In one passage, Odette wrote: “I want to live by the spirit of love – love all things, see into things so deeply and truly that one loves. That does not rule out hate, far from it. I mean it doesn’t rule out anger. But I confess, I only feel that I am doing right when I am living by love. I don’t mean personal love, but the big thing. Why should one love? No reason. It’s just a mystery. But it is like light. I can only truly see things in its rays.”

This was, in fact, a quote from writings by Katherine Mansfield, which Odette appears to have copied from the book she was given in prison.

In another quote from a Mansfield letter, Odette wrote down: “One cannot hail solitude as one hails a dark cab. To disentangle oneself completely takes long…”

Other writings were apparently recalled from her widespread love of literature – particularly poetic words that were relevant to her own tragic circumstances.

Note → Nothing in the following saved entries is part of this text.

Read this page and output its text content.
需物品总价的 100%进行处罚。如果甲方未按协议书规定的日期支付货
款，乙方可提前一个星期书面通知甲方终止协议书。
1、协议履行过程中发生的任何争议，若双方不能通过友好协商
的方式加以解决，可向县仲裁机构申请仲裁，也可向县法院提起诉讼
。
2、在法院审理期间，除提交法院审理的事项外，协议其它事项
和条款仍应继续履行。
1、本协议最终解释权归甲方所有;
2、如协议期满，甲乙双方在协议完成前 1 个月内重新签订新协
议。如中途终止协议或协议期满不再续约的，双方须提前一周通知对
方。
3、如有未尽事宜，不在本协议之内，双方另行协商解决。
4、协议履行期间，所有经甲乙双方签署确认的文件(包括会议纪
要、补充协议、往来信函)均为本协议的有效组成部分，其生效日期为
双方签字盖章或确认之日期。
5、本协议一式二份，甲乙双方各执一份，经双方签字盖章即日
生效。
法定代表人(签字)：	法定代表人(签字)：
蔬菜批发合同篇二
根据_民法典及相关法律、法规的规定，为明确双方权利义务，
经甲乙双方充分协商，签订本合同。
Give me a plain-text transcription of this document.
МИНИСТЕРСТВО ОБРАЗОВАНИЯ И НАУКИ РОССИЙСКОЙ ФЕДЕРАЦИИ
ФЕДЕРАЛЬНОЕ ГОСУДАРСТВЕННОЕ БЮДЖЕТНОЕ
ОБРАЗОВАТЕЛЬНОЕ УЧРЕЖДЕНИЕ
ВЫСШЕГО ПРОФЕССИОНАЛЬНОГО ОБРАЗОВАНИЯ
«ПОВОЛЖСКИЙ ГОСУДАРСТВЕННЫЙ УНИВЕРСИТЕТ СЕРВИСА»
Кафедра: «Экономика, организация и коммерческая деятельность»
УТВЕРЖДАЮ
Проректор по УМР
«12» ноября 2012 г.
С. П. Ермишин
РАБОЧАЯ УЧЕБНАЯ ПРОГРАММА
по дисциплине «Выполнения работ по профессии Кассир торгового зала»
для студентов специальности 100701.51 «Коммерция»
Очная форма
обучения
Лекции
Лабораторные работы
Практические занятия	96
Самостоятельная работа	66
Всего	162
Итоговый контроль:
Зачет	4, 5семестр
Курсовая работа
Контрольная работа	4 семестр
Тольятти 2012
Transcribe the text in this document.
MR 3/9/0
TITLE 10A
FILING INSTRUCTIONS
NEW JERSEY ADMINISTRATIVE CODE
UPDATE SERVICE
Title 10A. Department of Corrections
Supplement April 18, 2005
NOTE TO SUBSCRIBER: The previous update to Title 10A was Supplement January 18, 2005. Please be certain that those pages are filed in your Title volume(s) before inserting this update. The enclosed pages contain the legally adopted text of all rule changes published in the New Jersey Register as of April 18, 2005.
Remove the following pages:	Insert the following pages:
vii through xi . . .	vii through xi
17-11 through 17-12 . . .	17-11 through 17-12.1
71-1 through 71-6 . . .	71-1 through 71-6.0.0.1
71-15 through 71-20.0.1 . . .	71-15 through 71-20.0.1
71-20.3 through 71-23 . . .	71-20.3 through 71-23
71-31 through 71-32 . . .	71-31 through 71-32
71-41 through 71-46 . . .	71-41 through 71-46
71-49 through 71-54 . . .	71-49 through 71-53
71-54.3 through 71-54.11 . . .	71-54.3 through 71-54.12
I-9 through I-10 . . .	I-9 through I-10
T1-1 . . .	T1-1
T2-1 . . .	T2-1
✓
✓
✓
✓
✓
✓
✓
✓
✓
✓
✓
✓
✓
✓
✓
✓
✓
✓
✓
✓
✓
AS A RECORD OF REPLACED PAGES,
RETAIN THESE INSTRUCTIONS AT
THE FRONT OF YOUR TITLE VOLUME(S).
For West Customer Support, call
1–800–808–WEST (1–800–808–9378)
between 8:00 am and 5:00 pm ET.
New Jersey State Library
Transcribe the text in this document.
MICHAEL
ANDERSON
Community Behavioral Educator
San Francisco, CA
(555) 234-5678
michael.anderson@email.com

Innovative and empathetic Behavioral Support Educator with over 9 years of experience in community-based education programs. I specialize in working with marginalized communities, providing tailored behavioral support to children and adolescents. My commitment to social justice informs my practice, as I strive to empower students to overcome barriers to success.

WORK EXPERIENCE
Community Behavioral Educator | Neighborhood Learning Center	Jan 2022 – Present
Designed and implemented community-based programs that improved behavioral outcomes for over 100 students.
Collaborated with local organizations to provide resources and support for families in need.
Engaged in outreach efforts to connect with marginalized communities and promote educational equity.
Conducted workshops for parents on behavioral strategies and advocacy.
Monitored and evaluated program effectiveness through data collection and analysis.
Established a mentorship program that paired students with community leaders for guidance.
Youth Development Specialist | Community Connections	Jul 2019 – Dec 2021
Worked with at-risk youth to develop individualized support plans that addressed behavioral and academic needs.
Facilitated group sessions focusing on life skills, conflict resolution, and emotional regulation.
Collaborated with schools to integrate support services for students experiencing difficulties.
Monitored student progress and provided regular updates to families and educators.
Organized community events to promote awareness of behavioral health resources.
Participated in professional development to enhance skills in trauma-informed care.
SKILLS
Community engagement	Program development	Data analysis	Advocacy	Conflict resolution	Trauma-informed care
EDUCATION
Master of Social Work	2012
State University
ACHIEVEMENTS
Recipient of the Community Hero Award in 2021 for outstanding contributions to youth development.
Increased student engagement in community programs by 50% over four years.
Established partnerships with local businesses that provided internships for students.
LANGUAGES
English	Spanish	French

For example, Odette wrote down this quotation from Saint Joan, the George Bernard Shaw play that premiered in 1923, “You think life is nothing but not being stone dead. It is not the bread and water I fear. I can live on bread. It is no hardship to drink water if the water is clean. Bread has no sorrow for me and water no affliction. But to shut me from the light of the sky and the sight of the fields and the flowers; to chain my feet so that I can never again ride with the soldiers, nor climb the hills; to make me breathe foul damp darkness, and keep from me everything that brings me back to the love of God, when your wickedness and foolishness tempt me to hate Him; all this is worse than the furnace in the Bible that was heated seven times.”

Sophie Parker told me that her family was hugely excited by the discovery of the leaf and the writings. “This once young, fresh, green leaf, which would have been overlooked by most people, took on enormous importance to Odette, giving her comfort and strength because it represented life outside the prison and became a beacon of hope and freedom to her.

“We feel it is very fitting that these significant items, which help to tell Odette’s story of endeavour and bravery, will be seen by the many visitors who come to view her display in the Lord Ashcroft Gallery.”